As far as your ex wants to tutor at home (and, as an educator, I fully endorse ruby's view!) I would instinctively fear this. I don't think it would be at all the right solution for the moment. I think your son needs to be with other children, he needs his peer group. There is much for him to learn in school - and not all of it academic.
I spend much of my time during the week working with disengaged and disaffected children (though I teach in secondary school) and divorce is not the only reason this occurs by far, though it would seem to be the most common. In my experience sgutt, the children suffer most where parents cannot communicate with each other (whether together or not!) and this often reflects itself in school. School is the one place that children feel they have some control, ironically, and for that reason often 'act out' there - whilst remaining well-behaved at home. Not that I am suggesting this is the case for you.
Your son clearly needs to be supported. By all of you. Ideally, I would find a solution between the two of you that you can both commit to and work together on. This would give your son a great deal in confidence and stability.
However, I recognise that life is far from ideal... been there, done that.
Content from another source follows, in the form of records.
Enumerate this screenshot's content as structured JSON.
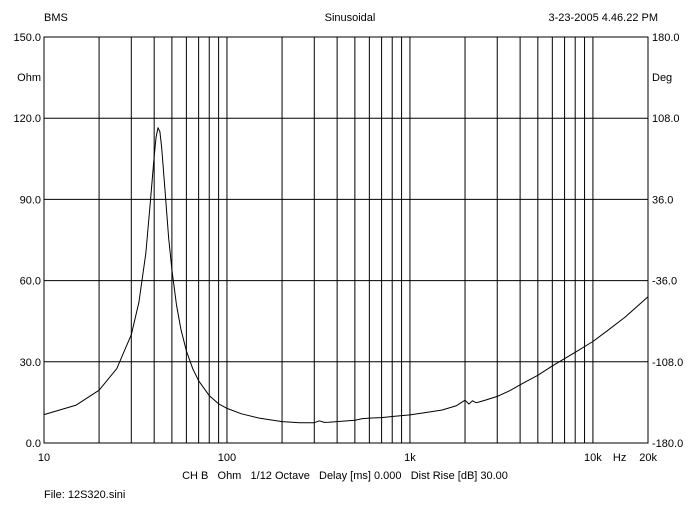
{
  "header": {
    "left": "BMS",
    "center": "Sinusoidal",
    "right": "3-23-2005 4.46.22 PM"
  },
  "footer": {
    "settings": "CH B   Ohm   1/12 Octave   Delay [ms] 0.000   Dist Rise [dB] 30.00",
    "file": "File: 12S320.sini"
  },
  "chart_data": {
    "type": "line",
    "title": "Sinusoidal",
    "xscale": "log",
    "xlim": [
      10,
      20000
    ],
    "ylim": [
      0,
      150
    ],
    "y2lim": [
      -180,
      180
    ],
    "grid": true,
    "x_ticks": [
      {
        "value": 10,
        "label": "10"
      },
      {
        "value": 100,
        "label": "100"
      },
      {
        "value": 1000,
        "label": "1k"
      },
      {
        "value": 10000,
        "label": "10k"
      },
      {
        "value": 20000,
        "label": "20k"
      }
    ],
    "x_unit": "Hz",
    "y_ticks": [
      "150.0",
      "120.0",
      "90.0",
      "60.0",
      "30.0",
      "0.0"
    ],
    "y_ticks_values": [
      150,
      120,
      90,
      60,
      30,
      0
    ],
    "y_unit": "Ohm",
    "y2_ticks": [
      "180.0",
      "108.0",
      "36.0",
      "-36.0",
      "-108.0",
      "-180.0"
    ],
    "y2_ticks_values": [
      180,
      108,
      36,
      -36,
      -108,
      -180
    ],
    "y2_unit": "Deg",
    "series": [
      {
        "color": "#000000",
        "x": [
          10,
          15,
          20,
          25,
          30,
          33,
          36,
          38,
          40,
          41,
          42,
          43,
          44,
          46,
          48,
          50,
          53,
          56,
          60,
          65,
          70,
          80,
          90,
          100,
          120,
          150,
          200,
          250,
          300,
          320,
          340,
          360,
          400,
          500,
          550,
          600,
          700,
          800,
          1000,
          1200,
          1500,
          1800,
          2000,
          2100,
          2200,
          2300,
          2400,
          2600,
          3000,
          3500,
          4000,
          5000,
          6000,
          8000,
          10000,
          12000,
          15000,
          20000
        ],
        "y": [
          10.5,
          14,
          19.5,
          27.5,
          40,
          52,
          70,
          88,
          106,
          113,
          116.5,
          115,
          109,
          92,
          76,
          64,
          51,
          42,
          34,
          27.5,
          23,
          17.5,
          14.5,
          12.8,
          10.8,
          9.2,
          7.9,
          7.5,
          7.5,
          8.2,
          7.6,
          7.7,
          7.9,
          8.4,
          9.0,
          9.2,
          9.4,
          9.8,
          10.4,
          11.2,
          12.2,
          13.8,
          15.8,
          14.4,
          15.6,
          14.9,
          15.2,
          15.9,
          17.2,
          19.3,
          21.5,
          25.0,
          28.5,
          33.5,
          37.5,
          41.5,
          46.5,
          54
        ]
      }
    ]
  }
}
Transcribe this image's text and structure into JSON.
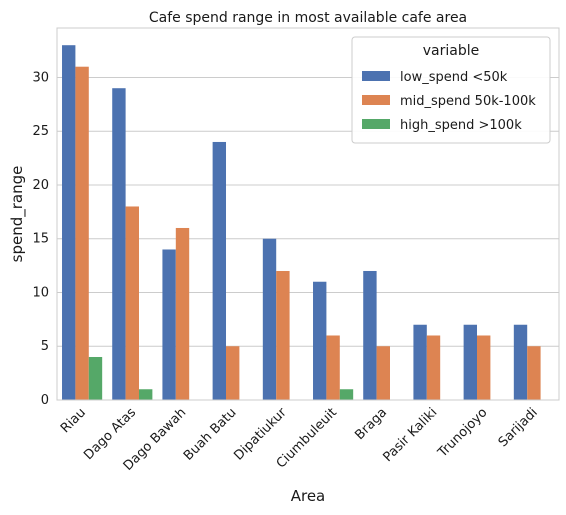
{
  "chart_data": {
    "type": "bar",
    "title": "Cafe spend range in most available cafe area",
    "xlabel": "Area",
    "ylabel": "spend_range",
    "ylim": [
      0,
      34.6
    ],
    "yticks": [
      0,
      5,
      10,
      15,
      20,
      25,
      30
    ],
    "grid": true,
    "legend": {
      "title": "variable",
      "placement": "top-right"
    },
    "categories": [
      "Riau",
      "Dago Atas",
      "Dago Bawah",
      "Buah Batu",
      "Dipatiukur",
      "Ciumbuleuit",
      "Braga",
      "Pasir Kaliki",
      "Trunojoyo",
      "Sarijadi"
    ],
    "series": [
      {
        "name": "low_spend <50k",
        "color": "#4c72b0",
        "values": [
          33,
          29,
          14,
          24,
          15,
          11,
          12,
          7,
          7,
          7
        ]
      },
      {
        "name": "mid_spend 50k-100k",
        "color": "#dd8452",
        "values": [
          31,
          18,
          16,
          5,
          12,
          6,
          5,
          6,
          6,
          5
        ]
      },
      {
        "name": "high_spend >100k",
        "color": "#55a868",
        "values": [
          4,
          1,
          0,
          0,
          0,
          1,
          0,
          0,
          0,
          0
        ]
      }
    ]
  }
}
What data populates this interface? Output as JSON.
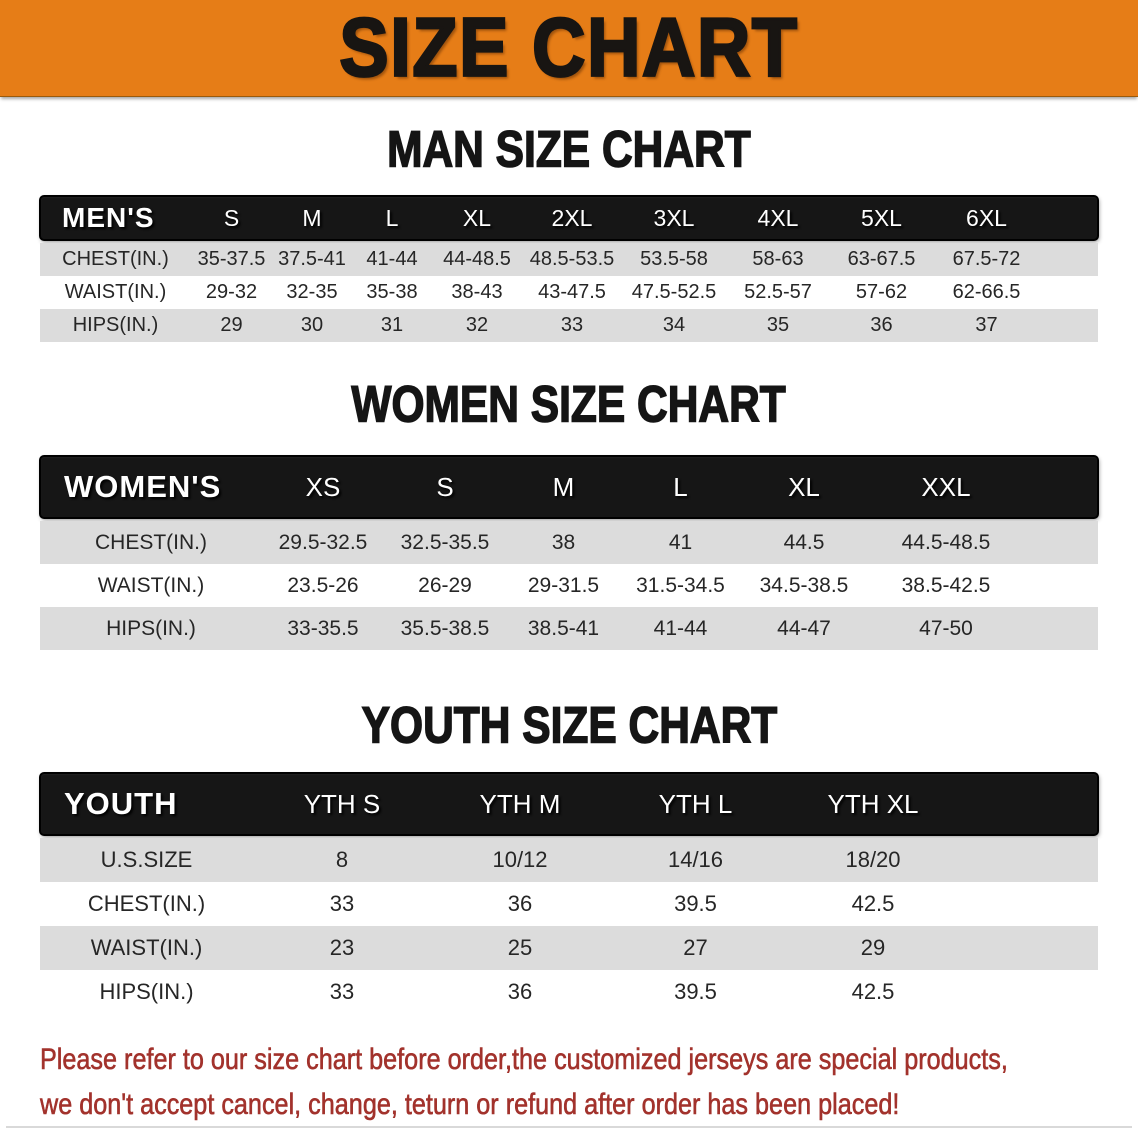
{
  "banner": {
    "title": "SIZE CHART"
  },
  "sections": [
    {
      "title": "MAN SIZE CHART",
      "table": {
        "label": "MEN'S",
        "columns": [
          "S",
          "M",
          "L",
          "XL",
          "2XL",
          "3XL",
          "4XL",
          "5XL",
          "6XL"
        ],
        "rows": [
          {
            "label": "CHEST(IN.)",
            "values": [
              "35-37.5",
              "37.5-41",
              "41-44",
              "44-48.5",
              "48.5-53.5",
              "53.5-58",
              "58-63",
              "63-67.5",
              "67.5-72"
            ]
          },
          {
            "label": "WAIST(IN.)",
            "values": [
              "29-32",
              "32-35",
              "35-38",
              "38-43",
              "43-47.5",
              "47.5-52.5",
              "52.5-57",
              "57-62",
              "62-66.5"
            ]
          },
          {
            "label": "HIPS(IN.)",
            "values": [
              "29",
              "30",
              "31",
              "32",
              "33",
              "34",
              "35",
              "36",
              "37"
            ]
          }
        ]
      }
    },
    {
      "title": "WOMEN SIZE CHART",
      "table": {
        "label": "WOMEN'S",
        "columns": [
          "XS",
          "S",
          "M",
          "L",
          "XL",
          "XXL"
        ],
        "rows": [
          {
            "label": "CHEST(IN.)",
            "values": [
              "29.5-32.5",
              "32.5-35.5",
              "38",
              "41",
              "44.5",
              "44.5-48.5"
            ]
          },
          {
            "label": "WAIST(IN.)",
            "values": [
              "23.5-26",
              "26-29",
              "29-31.5",
              "31.5-34.5",
              "34.5-38.5",
              "38.5-42.5"
            ]
          },
          {
            "label": "HIPS(IN.)",
            "values": [
              "33-35.5",
              "35.5-38.5",
              "38.5-41",
              "41-44",
              "44-47",
              "47-50"
            ]
          }
        ]
      }
    },
    {
      "title": "YOUTH SIZE CHART",
      "table": {
        "label": "YOUTH",
        "columns": [
          "YTH S",
          "YTH M",
          "YTH L",
          "YTH XL"
        ],
        "rows": [
          {
            "label": "U.S.SIZE",
            "values": [
              "8",
              "10/12",
              "14/16",
              "18/20"
            ]
          },
          {
            "label": "CHEST(IN.)",
            "values": [
              "33",
              "36",
              "39.5",
              "42.5"
            ]
          },
          {
            "label": "WAIST(IN.)",
            "values": [
              "23",
              "25",
              "27",
              "29"
            ]
          },
          {
            "label": "HIPS(IN.)",
            "values": [
              "33",
              "36",
              "39.5",
              "42.5"
            ]
          }
        ]
      }
    }
  ],
  "footer": {
    "lines": [
      "Please refer to our size chart before order,the customized jerseys are special products,",
      "we don't accept cancel, change, teturn or refund after order has been placed!"
    ]
  },
  "colors": {
    "banner_bg": "#E67D17",
    "banner_text": "#181512",
    "bar_bg": "#161616",
    "bar_text": "#FFFFFF",
    "row_shade": "#DCDCDC",
    "row_white": "#FFFFFF",
    "note_red": "#A2322C",
    "title_black": "#151515"
  }
}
There are no magic answers for you. You have a strong case for requesting residence and this is one solution. She also has a strong case in wanting to continue in that role and that would be another. Only the two of you can resolve that one unless you go via the courts. That would be a third solution.
For myself... I don't do advice - no one is equipped to give you that really. What would I do in your situation? I would fight (hard) against home tuition. I would keep him in school, I would visit/contact school as regularly as is appropriate. I would talk to him, find as many interesting ways as possible in engaging his interest in education, I would help him to discover his own self-worth.
Have the school offered any support/advice?
Keep talking to us here... there is a wealth of experience in this community to help you.
Thanks Shezi for your very kind and supportive views.
I was somewhat confused with the teacher. In September he was seen to be way above the average and still is. We even talked about about him going to a school of excellence (sorry cant think of the exact name) but my ex was against this as she felt it would alienate him with the other kids. I got involved with the school as in the teachers words he 'didnt fit in'. He was very unhappy in himself but we all agreed that it was probably because he didnt want to come back to that school and we would give him time to settle. A few months on I am now told that he is not fullfilling his potential and she see's the future as being one of him just 'getting by'.
I suggested that he came to live with me, something he asked asked to do and go to school with his other cousins. One is his own age and they are best of friends (more like brothers). I feel that he would settle quickly because they would be able to 'look after him'. I understand this is not the ideal situation. My ex has a 9 year old, and we had 2 other children when we were together. In addition she is again pregnant. I could say lots of things but this is not the issue. The issue is my 6 year old son, his happiness and wellbeing.
Home schooling will not happen. I feel it is more important for him to learn social skills than educational ones at this moment.
My ex thinks this is about me getting the children. It is not. It is about the well being of a little boy who needs help.